According to the International Labour Organisation, Afghanistan has the highest number of unemployed people in the world, with a rate of 30%. Afghan government statistics indicate about 400,000 new people enter the workforce and market every year. High unemployment rates also have a negative impact on security.

 A survey from Integrity Watch Afghanistan, a charity, shows Afghanistan’s legal, judicial and educational institutions remain the ‘most corrupt’ among the Afghan government institutions. According to the charity, 14% of surveyed Afghans said the judicial and legal institutions are the most corrupt, 10% educational institutions, and 9% said it is the attorney general’s office. According to their data,the overall amount of money lost to corruption in Afghanistan in 2018 is estimated to be $1.7 billion.


In December, FIFA, the world’s football governing body, suspended members of Afghanistan’s football federation indefinitely following allegations that officials sexually abused female players. Former Afghanistan national team football player Khalida Popal who now lives abroad accused the president of the Afghanistan Football Federation and other male officials running women’s sports teams of sexual abuses. These types of accusations are not new in Afghanistan. In 2016, the head coach of the national cycling team was accused of repeatedly forcing its members to marry him and then divorcing them.

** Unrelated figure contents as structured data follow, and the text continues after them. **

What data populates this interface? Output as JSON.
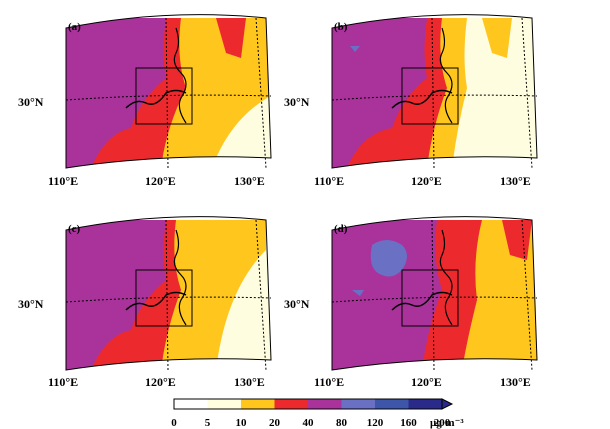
{
  "figure": {
    "panels": [
      {
        "label": "(a)"
      },
      {
        "label": "(b)"
      },
      {
        "label": "(c)"
      },
      {
        "label": "(d)"
      }
    ],
    "axis": {
      "lat_label": "30°N",
      "lon_labels": [
        "110°E",
        "120°E",
        "130°E"
      ]
    },
    "colorbar": {
      "levels": [
        "0",
        "5",
        "10",
        "20",
        "40",
        "80",
        "120",
        "160",
        "200"
      ],
      "unit": "μg·m⁻³",
      "colors": [
        "#ffffff",
        "#fffde0",
        "#ffc61e",
        "#ec2a2e",
        "#a9339b",
        "#6a70c4",
        "#3d56a9",
        "#2a2a8a"
      ]
    }
  }
}
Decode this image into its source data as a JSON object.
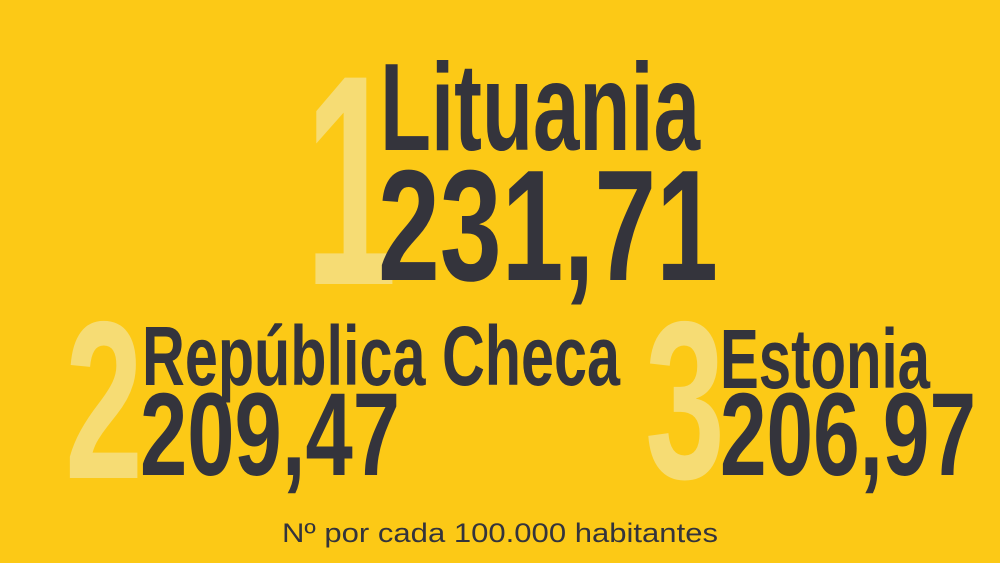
{
  "ranking": [
    {
      "rank": "1",
      "country": "Lituania",
      "value": "231,71"
    },
    {
      "rank": "2",
      "country": "República Checa",
      "value": "209,47"
    },
    {
      "rank": "3",
      "country": "Estonia",
      "value": "206,97"
    }
  ],
  "footer": "Nº por cada 100.000 habitantes"
}
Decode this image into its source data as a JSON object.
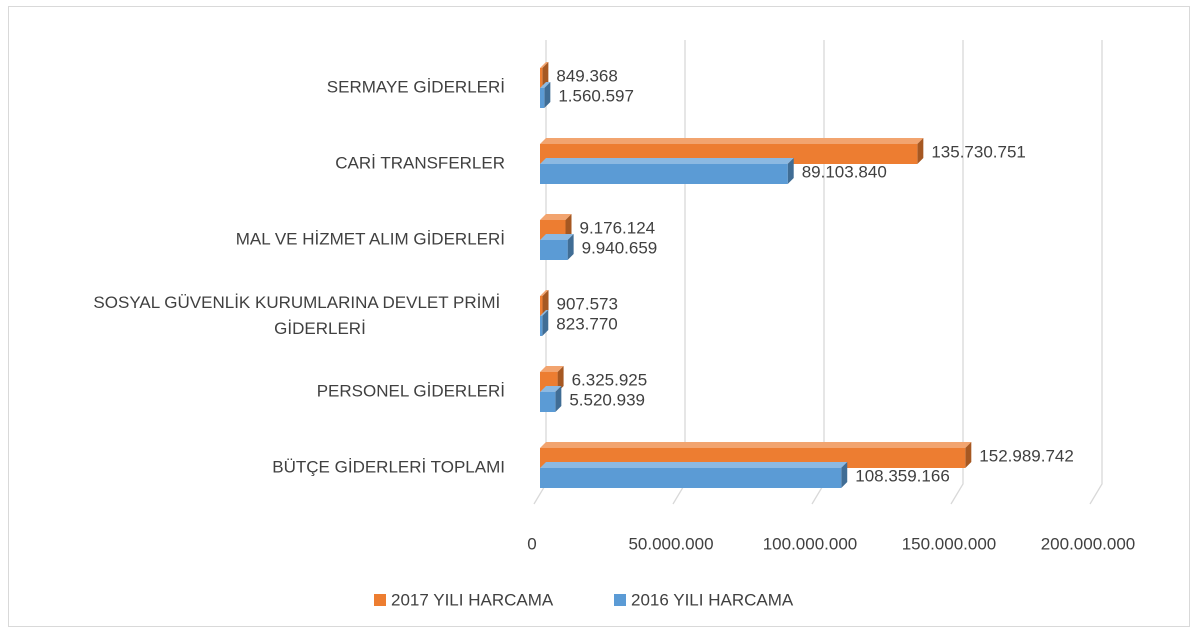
{
  "chart_data": {
    "type": "bar",
    "orientation": "horizontal",
    "three_d": true,
    "categories": [
      "BÜTÇE GİDERLERİ TOPLAMI",
      "PERSONEL GİDERLERİ",
      "SOSYAL GÜVENLİK KURUMLARINA DEVLET PRİMİ GİDERLERİ",
      "MAL VE HİZMET ALIM GİDERLERİ",
      "CARİ TRANSFERLER",
      "SERMAYE GİDERLERİ"
    ],
    "series": [
      {
        "name": "2017 YILI HARCAMA",
        "color": "#ED7D31",
        "values": [
          152989742,
          6325925,
          907573,
          9176124,
          135730751,
          849368
        ],
        "value_labels": [
          "152.989.742",
          "6.325.925",
          "907.573",
          "9.176.124",
          "135.730.751",
          "849.368"
        ]
      },
      {
        "name": "2016 YILI HARCAMA",
        "color": "#5B9BD5",
        "values": [
          108359166,
          5520939,
          823770,
          9940659,
          89103840,
          1560597
        ],
        "value_labels": [
          "108.359.166",
          "5.520.939",
          "823.770",
          "9.940.659",
          "89.103.840",
          "1.560.597"
        ]
      }
    ],
    "xlim": [
      0,
      200000000
    ],
    "xticks": [
      0,
      {
        "value": 50000000,
        "label": "50.000.000"
      },
      {
        "value": 100000000,
        "label": "100.000.000"
      },
      {
        "value": 150000000,
        "label": "150.000.000"
      },
      {
        "value": 200000000,
        "label": "200.000.000"
      }
    ],
    "grid": true,
    "legend": "bottom"
  }
}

On the 17th, the UN launched a national referral mechanism and online database to help counteract human trafficking in the country. The measures aim at helping the Afghan government strengthen protection measures and law enforcement. In January 2017, the government amended laws following a sharp increase in human trafficking including forced labour and marriage, and sex work. According to the International Organization for Migration, human trafficking particularly affects women and children. High numbers of female victims are smuggled from neighbouring countries, most notably Pakistan.

People & Culture

Afghans continued to impress in sports. The National Wheelchair Basketball Team won the Hanna Lahoud International Wheelchair Basketball Tournament in Lebanon after defeating Syria in the final match. The Afghan team ended the tournament without losing a single game.

A new survey from the Asia Foundation, a charity, shows a 5.5% increase since 2009 in female contribution to household income. According to the charity, 19.1% of surveyed Afghans confirmed women contribute to household income and it is more likely in rural than urban areas. The proportion falls to 14.8% in areas controlled by non-government armed groups.

This report is developed based on media reports. Although BAAG has taken necessary precautions to include only credible sources, it does not take responsibility for incorrect content.